Con CNN è avvenuta una strana storia: un Capodanno scrissi sui social che non volevo più parlare di cose tristi e che da quel momento avrei fatto solo vignette dedicate allo sport. Tutti mi sfottevano perché di sport non capisco nulla. Un redattore mi chiamò dopo aver visto delle vignette su Twitter per chiedermi di usare lo stile di quelle politiche per commentare lo sport. Iniziai con le Olimpiadi Invernali in Corea e proseguii con eventi come i Mondiali di calcio in Russia o il Roland Garros. In quel periodo il canale era sotto attacco per le sue posizioni anti Trump e purtroppo si creò un pretesto che mi coinvolse: un profilo filo-siriano pubblicò un post, falso, che leggeva in chiave anti ebraica una mia immagine sulla situazione palestinese. Il post fu subito ripreso dagli uffici di Steve Bannon e usato contro CNN, accusata di ospitare un autore antisemita. CNN non aveva, stranamente, una politica di difesa a proposito, così si è interrotta la collaborazione.
L’arte, per quanto mi riguarda, è sempre politica: quando si osserva un quadro del Rinascimento si deve essere consapevoli del messaggio politico che c’è dietro. È una visione naif quella che vuole gli artisti vivere in un loro mondo: il nostro compito, anzi, dovere, è cercare di cambiare le regole grazie a una visione differente. Mi interessa l’arte che interagisce con la comunità, l’arte che condivide e non impone, che naviga nel disagio, nel conflitto, nell’aiuto all’altrə nello spazio politico e civile. L’arte mi aiuta a non guardare dall’altra parte.

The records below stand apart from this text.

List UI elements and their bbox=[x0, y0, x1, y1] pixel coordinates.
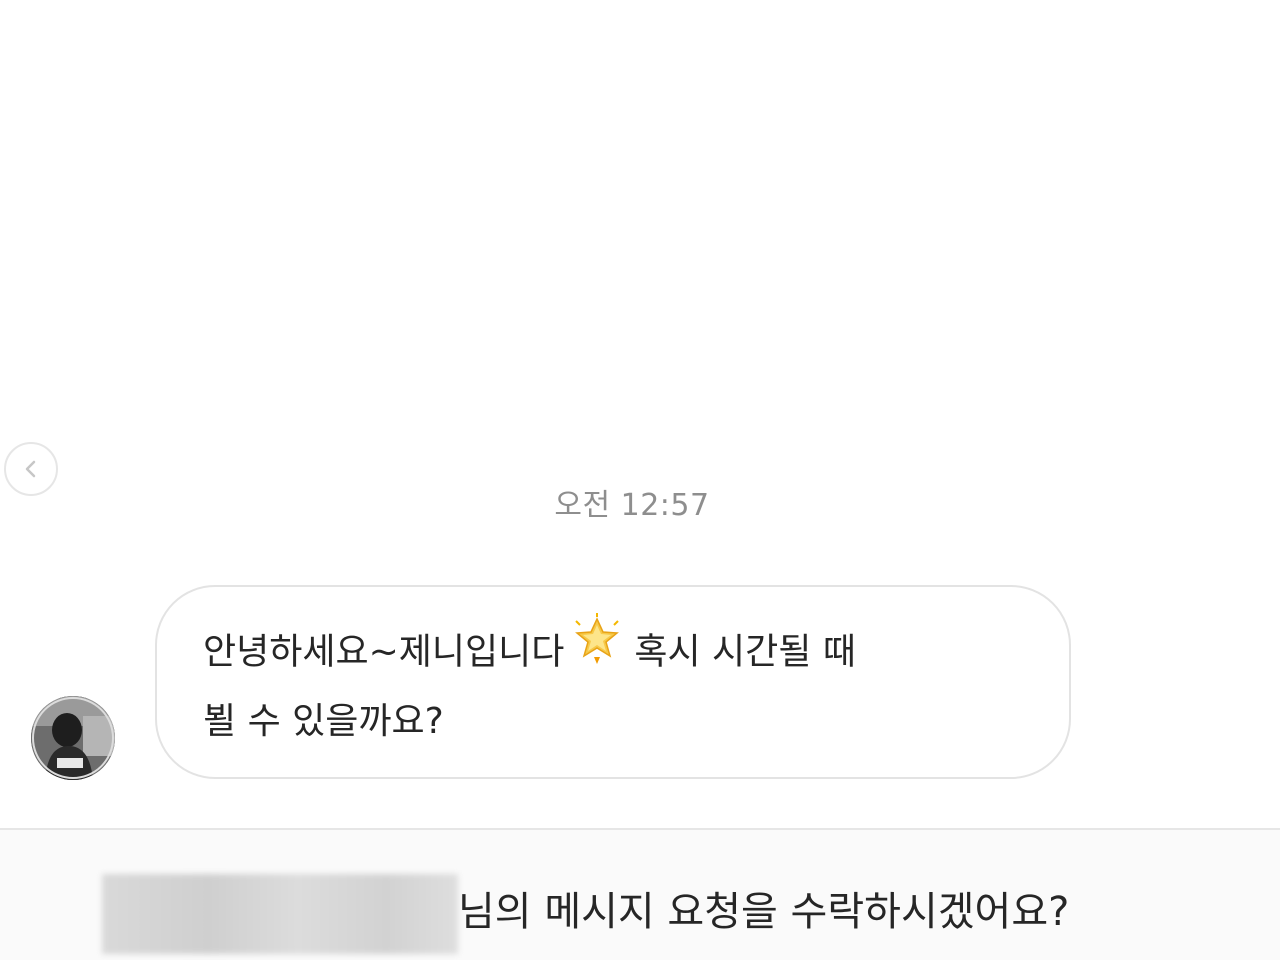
glowing-star-icon bbox=[570, 613, 624, 686]
request-prompt-text: 님의 메시지 요청을 수락하시겠어요? bbox=[458, 889, 1070, 935]
message-bubble[interactable]: 안녕하세요~제니입니다 혹시 시간될 때 뵐 수 있을까요? bbox=[155, 585, 1071, 779]
blurred-username bbox=[102, 874, 458, 954]
avatar-photo bbox=[31, 696, 115, 780]
message-request-bar: 님의 메시지 요청을 수락하시겠어요? bbox=[0, 828, 1280, 960]
message-line1-text: 안녕하세요~제니입니다 bbox=[203, 631, 565, 673]
message-line1-cont-text: 혹시 시간될 때 bbox=[634, 631, 856, 673]
message-timestamp: 오전 12:57 bbox=[554, 488, 710, 523]
message-line2-text: 뵐 수 있을까요? bbox=[203, 701, 444, 742]
message-text: 안녕하세요~제니입니다 혹시 시간될 때 뵐 수 있을까요? bbox=[203, 613, 1029, 754]
sender-avatar[interactable] bbox=[31, 696, 115, 780]
chevron-left-icon bbox=[25, 460, 36, 478]
dm-thread-screen: 오전 12:57 안녕하세요~제니입니다 혹시 시간될 때 뵐 수 있을까요? bbox=[0, 0, 1280, 960]
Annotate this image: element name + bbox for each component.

Ho scoperto con il tempo che i miei disegni facevano del bene non solo alle persone direttamente interessate, ma anche a chi aveva bisogno di conforto nella loro rete: familiari, amichə, attivistə. Me ne sono accorto quando hanno cominciato ad arrivare dall’Arabia Saudita lettere di madri che mi ringraziavano per quello che avevo fatto per i loro figli. E ho pensato che l’aiuto che può dare il disegno è anche il senso di vicinanza, oltre che il supporto a una campagna. I disegni di Patrick Zaki non sono serviti specificamente a lui, perché non li poteva vedere: sono serviti a tuttə lə altrə.
Quali sono i tuoi modelli stilistici?
Il fotografo anarchico Ernst Friederich è stato fondamentale per creare il mio nuovo modo di raccontare attraverso l’uso di un solo disegno e la scrittura. Il fumettista Aleksandar Zograf mi ha fatto capire che potevo raccontare qualsiasi cosa attraverso il disegno e l’artista cinese Ai Weiwei che non si può stare zitti se si vuole difendere la propria e la libertà altrui. Poi, inarrivabili, per me ci sono William Blake, William Morris e Moebius.

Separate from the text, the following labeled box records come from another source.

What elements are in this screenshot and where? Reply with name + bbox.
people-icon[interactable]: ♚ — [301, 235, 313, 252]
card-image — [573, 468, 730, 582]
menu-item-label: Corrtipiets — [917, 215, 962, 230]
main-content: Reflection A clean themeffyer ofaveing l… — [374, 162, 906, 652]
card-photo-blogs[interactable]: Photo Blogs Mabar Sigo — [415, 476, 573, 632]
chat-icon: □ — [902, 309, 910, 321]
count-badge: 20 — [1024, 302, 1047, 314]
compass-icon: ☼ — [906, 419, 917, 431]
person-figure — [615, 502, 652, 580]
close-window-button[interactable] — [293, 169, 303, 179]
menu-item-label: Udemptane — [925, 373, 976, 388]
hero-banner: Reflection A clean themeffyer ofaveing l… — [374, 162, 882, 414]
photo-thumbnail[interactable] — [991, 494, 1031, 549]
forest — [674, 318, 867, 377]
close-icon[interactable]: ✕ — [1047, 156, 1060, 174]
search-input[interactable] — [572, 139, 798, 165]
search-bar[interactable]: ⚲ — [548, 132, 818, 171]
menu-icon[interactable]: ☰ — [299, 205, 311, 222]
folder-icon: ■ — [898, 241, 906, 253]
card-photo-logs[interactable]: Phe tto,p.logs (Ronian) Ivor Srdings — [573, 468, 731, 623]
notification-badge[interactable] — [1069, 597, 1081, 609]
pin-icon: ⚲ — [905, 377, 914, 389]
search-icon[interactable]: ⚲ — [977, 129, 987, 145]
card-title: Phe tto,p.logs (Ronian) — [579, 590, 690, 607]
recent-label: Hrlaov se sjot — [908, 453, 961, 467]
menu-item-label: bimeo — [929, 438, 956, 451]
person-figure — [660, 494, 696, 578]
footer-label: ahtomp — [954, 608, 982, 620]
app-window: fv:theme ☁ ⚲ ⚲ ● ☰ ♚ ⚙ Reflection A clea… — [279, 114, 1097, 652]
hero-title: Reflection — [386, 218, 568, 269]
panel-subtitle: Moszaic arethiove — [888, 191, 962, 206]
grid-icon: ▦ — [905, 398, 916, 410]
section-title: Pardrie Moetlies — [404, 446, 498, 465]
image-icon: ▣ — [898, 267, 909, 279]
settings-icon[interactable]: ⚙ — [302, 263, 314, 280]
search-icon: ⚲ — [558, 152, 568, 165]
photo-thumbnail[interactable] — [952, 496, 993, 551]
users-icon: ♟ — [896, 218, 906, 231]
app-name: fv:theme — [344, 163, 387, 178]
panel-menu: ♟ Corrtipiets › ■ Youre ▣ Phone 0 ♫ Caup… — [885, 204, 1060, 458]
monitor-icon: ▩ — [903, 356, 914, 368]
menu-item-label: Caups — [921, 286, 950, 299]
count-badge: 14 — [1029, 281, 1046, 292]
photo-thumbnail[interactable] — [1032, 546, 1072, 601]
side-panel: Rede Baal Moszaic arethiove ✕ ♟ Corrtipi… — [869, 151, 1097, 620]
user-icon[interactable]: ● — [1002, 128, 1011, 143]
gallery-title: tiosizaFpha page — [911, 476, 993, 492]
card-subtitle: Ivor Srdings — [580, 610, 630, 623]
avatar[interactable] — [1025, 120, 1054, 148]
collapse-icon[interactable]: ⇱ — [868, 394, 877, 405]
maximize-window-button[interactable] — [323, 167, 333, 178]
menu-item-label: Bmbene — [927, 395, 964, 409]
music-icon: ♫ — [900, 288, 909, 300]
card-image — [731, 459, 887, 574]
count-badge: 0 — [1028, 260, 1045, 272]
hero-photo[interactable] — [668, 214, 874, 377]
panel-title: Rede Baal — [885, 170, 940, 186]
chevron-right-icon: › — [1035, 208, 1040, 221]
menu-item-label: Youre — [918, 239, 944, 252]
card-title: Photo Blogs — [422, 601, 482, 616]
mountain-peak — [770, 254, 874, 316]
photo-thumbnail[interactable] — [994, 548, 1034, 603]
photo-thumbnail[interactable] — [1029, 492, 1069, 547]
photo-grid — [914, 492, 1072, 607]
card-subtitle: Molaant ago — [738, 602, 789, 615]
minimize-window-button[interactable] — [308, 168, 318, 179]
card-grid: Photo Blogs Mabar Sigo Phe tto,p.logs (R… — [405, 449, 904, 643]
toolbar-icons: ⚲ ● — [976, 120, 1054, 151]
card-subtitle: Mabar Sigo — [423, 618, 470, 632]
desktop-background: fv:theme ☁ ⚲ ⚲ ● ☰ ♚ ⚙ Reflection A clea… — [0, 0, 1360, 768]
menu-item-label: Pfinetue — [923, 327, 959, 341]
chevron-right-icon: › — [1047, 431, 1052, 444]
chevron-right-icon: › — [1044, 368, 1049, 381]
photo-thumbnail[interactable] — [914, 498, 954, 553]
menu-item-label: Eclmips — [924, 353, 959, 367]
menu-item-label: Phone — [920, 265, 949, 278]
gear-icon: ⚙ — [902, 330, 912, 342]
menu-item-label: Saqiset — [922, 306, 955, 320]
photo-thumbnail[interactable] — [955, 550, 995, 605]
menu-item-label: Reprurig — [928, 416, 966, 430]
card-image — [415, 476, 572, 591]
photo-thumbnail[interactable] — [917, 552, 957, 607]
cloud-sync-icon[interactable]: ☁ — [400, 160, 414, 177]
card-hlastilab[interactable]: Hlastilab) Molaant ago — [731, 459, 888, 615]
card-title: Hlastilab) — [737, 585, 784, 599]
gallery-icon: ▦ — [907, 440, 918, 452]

Cosa ti ha spinto a raccontare proprio la storia di Patrick?
Il 7 febbraio del 2020 alcuni attivisti egiziani mi contattarono, volevano chiedermi un’immagine per un ragazzo egiziano appena arrestato all’aeroporto del Cairo. Lui proveniva dall’Italia, dove studiava. Disegnavo da anni le persone che scompaiono in questo modo, così lo feci anche per questo ragazzo.
Il giorno successivo l’immagine diventò virale e accompagna tuttora la richiesta di libertà per Patrick. È diventato una stampa di 30 metri in Piazza Maggiore, una sagoma comparsa in tutte le città d’Italia, un aquilone che ha volato come simbolo di libertà e infine un graphic novel per Feltrinelli. È un disegno importante per molte persone e una bandiera per i diritti umani.

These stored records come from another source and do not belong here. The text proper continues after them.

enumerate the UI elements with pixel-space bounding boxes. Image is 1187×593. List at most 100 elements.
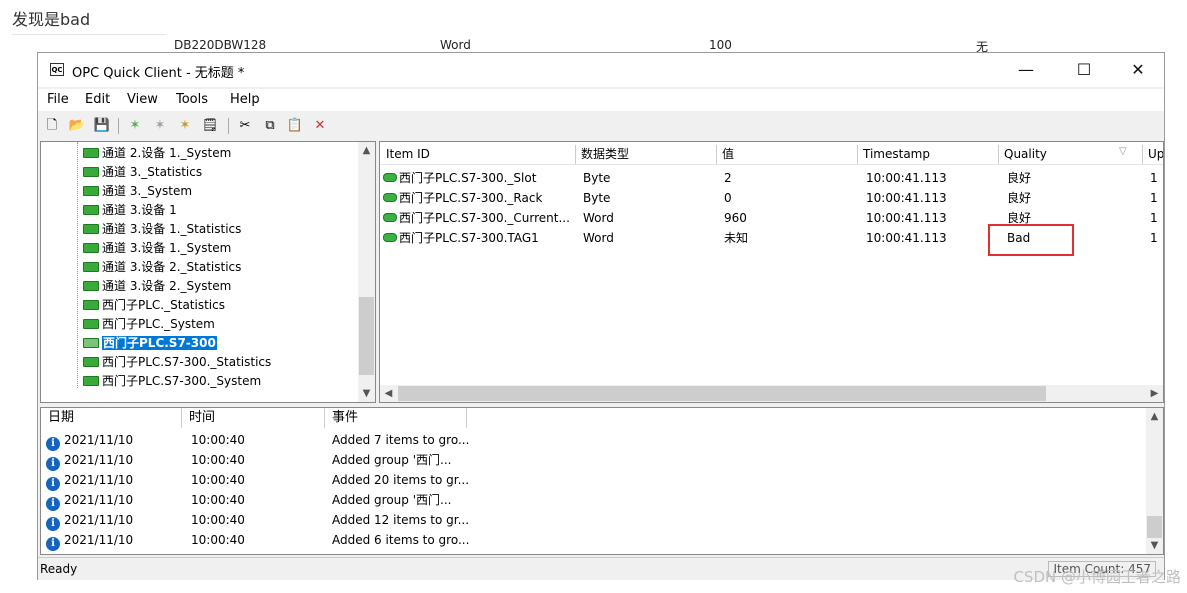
copy-icon[interactable]: ⧉ (261, 117, 279, 135)
log-date-cell: i 2021/11/10 (46, 450, 133, 471)
caption-text: 发现是bad (12, 10, 91, 29)
scroll-thumb[interactable] (1147, 516, 1162, 538)
log-time-cell: 10:00:40 (191, 473, 245, 487)
data-type-cell: Word (583, 231, 614, 245)
update-count-cell: 1 (1150, 171, 1158, 185)
col-header-item-id[interactable]: Item ID (381, 145, 576, 164)
timestamp-cell: 10:00:41.113 (866, 191, 947, 205)
info-icon: i (46, 457, 60, 471)
update-count-cell: 1 (1150, 231, 1158, 245)
tree-item[interactable]: 西门子PLC.S7-300._Statistics (83, 353, 271, 371)
col-header-timestamp[interactable]: Timestamp (858, 145, 999, 164)
title-bar[interactable]: QC OPC Quick Client - 无标题 * — ☐ ✕ (38, 53, 1164, 87)
col-header-update-count[interactable]: Up (1143, 145, 1163, 164)
properties-icon[interactable]: 🗒 (201, 117, 219, 135)
tag-icon (383, 213, 397, 222)
divider (12, 34, 167, 35)
event-log-panel[interactable]: 日期 时间 事件 i 2021/11/10 10:00:40 Added 7 it… (40, 407, 1164, 555)
menu-bar: File Edit View Tools Help (38, 89, 1164, 111)
scroll-thumb[interactable] (398, 386, 1046, 401)
folder-icon (83, 205, 99, 215)
scroll-down-icon[interactable]: ▼ (358, 385, 375, 402)
items-list-panel[interactable]: Item ID 数据类型 值 Timestamp Quality ▽ Up 西门… (379, 141, 1164, 403)
tree-item[interactable]: 西门子PLC._Statistics (83, 296, 225, 314)
items-horizontal-scrollbar[interactable]: ◀ ▶ (380, 385, 1163, 402)
item-id-cell: 西门子PLC.S7-300._Slot (383, 169, 536, 187)
status-bar: Ready Item Count: 457 (38, 557, 1164, 580)
highlight-box (988, 224, 1074, 256)
tree-item-selected[interactable]: 西门子PLC.S7-300 (83, 334, 218, 352)
new-server-icon[interactable]: ✶ (126, 117, 144, 135)
toolbar: 🗋 📂 💾 ✶ ✶ ✶ 🗒 ✂ ⧉ 📋 ✕ (38, 113, 1164, 139)
paste-icon[interactable]: 📋 (286, 117, 304, 135)
folder-icon (83, 300, 99, 310)
group-tree-panel[interactable]: 通道 2.设备 1._System 通道 3._Statistics 通道 3.… (40, 141, 376, 403)
tag-icon (383, 173, 397, 182)
info-icon: i (46, 537, 60, 551)
quality-cell: 良好 (1007, 171, 1032, 185)
tree-item[interactable]: 通道 2.设备 1._System (83, 144, 231, 162)
tree-item[interactable]: 通道 3.设备 2._System (83, 277, 231, 295)
log-date-cell: i 2021/11/10 (46, 430, 133, 451)
item-id-cell: 西门子PLC.S7-300.TAG1 (383, 229, 539, 247)
tree-item[interactable]: 西门子PLC.S7-300._System (83, 372, 261, 390)
folder-icon (83, 186, 99, 196)
col-header-event[interactable]: 事件 (325, 408, 467, 428)
scroll-right-icon[interactable]: ▶ (1146, 385, 1163, 402)
scroll-down-icon[interactable]: ▼ (1146, 537, 1163, 554)
item-id-cell: 西门子PLC.S7-300._Current... (383, 209, 570, 227)
new-group-icon[interactable]: ✶ (151, 117, 169, 135)
update-count-cell: 1 (1150, 211, 1158, 225)
menu-edit[interactable]: Edit (85, 92, 110, 107)
bg-cell: 100 (709, 38, 732, 52)
scroll-left-icon[interactable]: ◀ (380, 385, 397, 402)
log-scrollbar[interactable]: ▲ ▼ (1146, 408, 1163, 554)
toolbar-separator (118, 118, 119, 134)
scroll-up-icon[interactable]: ▲ (358, 142, 375, 159)
scroll-up-icon[interactable]: ▲ (1146, 408, 1163, 425)
folder-icon (83, 376, 99, 386)
menu-file[interactable]: File (47, 92, 69, 107)
delete-icon[interactable]: ✕ (311, 117, 329, 135)
menu-view[interactable]: View (127, 92, 158, 107)
open-icon[interactable]: 📂 (68, 117, 86, 135)
data-type-cell: Word (583, 211, 614, 225)
tree-item[interactable]: 通道 3.设备 1._System (83, 239, 231, 257)
minimize-button[interactable]: — (1006, 59, 1046, 81)
save-icon[interactable]: 💾 (93, 117, 111, 135)
new-icon[interactable]: 🗋 (43, 117, 61, 135)
col-header-data-type[interactable]: 数据类型 (576, 145, 717, 164)
value-cell: 2 (724, 171, 732, 185)
tree-scrollbar[interactable]: ▲ ▼ (358, 142, 375, 402)
timestamp-cell: 10:00:41.113 (866, 171, 947, 185)
app-icon: QC (50, 63, 64, 76)
col-header-time[interactable]: 时间 (182, 408, 325, 428)
tree-item[interactable]: 通道 3._System (83, 182, 192, 200)
folder-icon (83, 319, 99, 329)
opc-quick-client-window: QC OPC Quick Client - 无标题 * — ☐ ✕ File E… (37, 52, 1165, 580)
log-time-cell: 10:00:40 (191, 493, 245, 507)
tree-item[interactable]: 通道 3.设备 2._Statistics (83, 258, 241, 276)
new-item-icon[interactable]: ✶ (176, 117, 194, 135)
window-title: OPC Quick Client - 无标题 * (72, 66, 245, 81)
cut-icon[interactable]: ✂ (236, 117, 254, 135)
tree-item[interactable]: 通道 3._Statistics (83, 163, 202, 181)
maximize-button[interactable]: ☐ (1064, 59, 1104, 81)
info-icon: i (46, 477, 60, 491)
open-folder-icon (83, 338, 99, 348)
value-cell: 960 (724, 211, 747, 225)
scroll-thumb[interactable] (359, 297, 374, 375)
folder-icon (83, 167, 99, 177)
tree-item[interactable]: 通道 3.设备 1 (83, 201, 177, 219)
data-type-cell: Byte (583, 171, 611, 185)
menu-help[interactable]: Help (230, 92, 260, 107)
col-header-value[interactable]: 值 (717, 145, 858, 164)
menu-tools[interactable]: Tools (176, 92, 208, 107)
tree-item[interactable]: 西门子PLC._System (83, 315, 215, 333)
tree-item[interactable]: 通道 3.设备 1._Statistics (83, 220, 241, 238)
col-header-date[interactable]: 日期 (41, 408, 182, 428)
log-event-cell: Added 7 items to gro... (332, 433, 470, 447)
item-id-cell: 西门子PLC.S7-300._Rack (383, 189, 542, 207)
update-count-cell: 1 (1150, 191, 1158, 205)
close-button[interactable]: ✕ (1118, 59, 1158, 81)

Nel poster di questo mese Zaki è di spalle, con il volto girato verso chi osserva a chiedere: «Torno?». È una domanda ambigua, più didascalica della sua situazione o più di critica verso i rapporti Italia-Egitto?
È un messaggio di speranza ma anche di grande dubbio, non si sa cosa succederà, come andrà il processo. Ma Patrick vuole tornare e noi vogliamo che torni.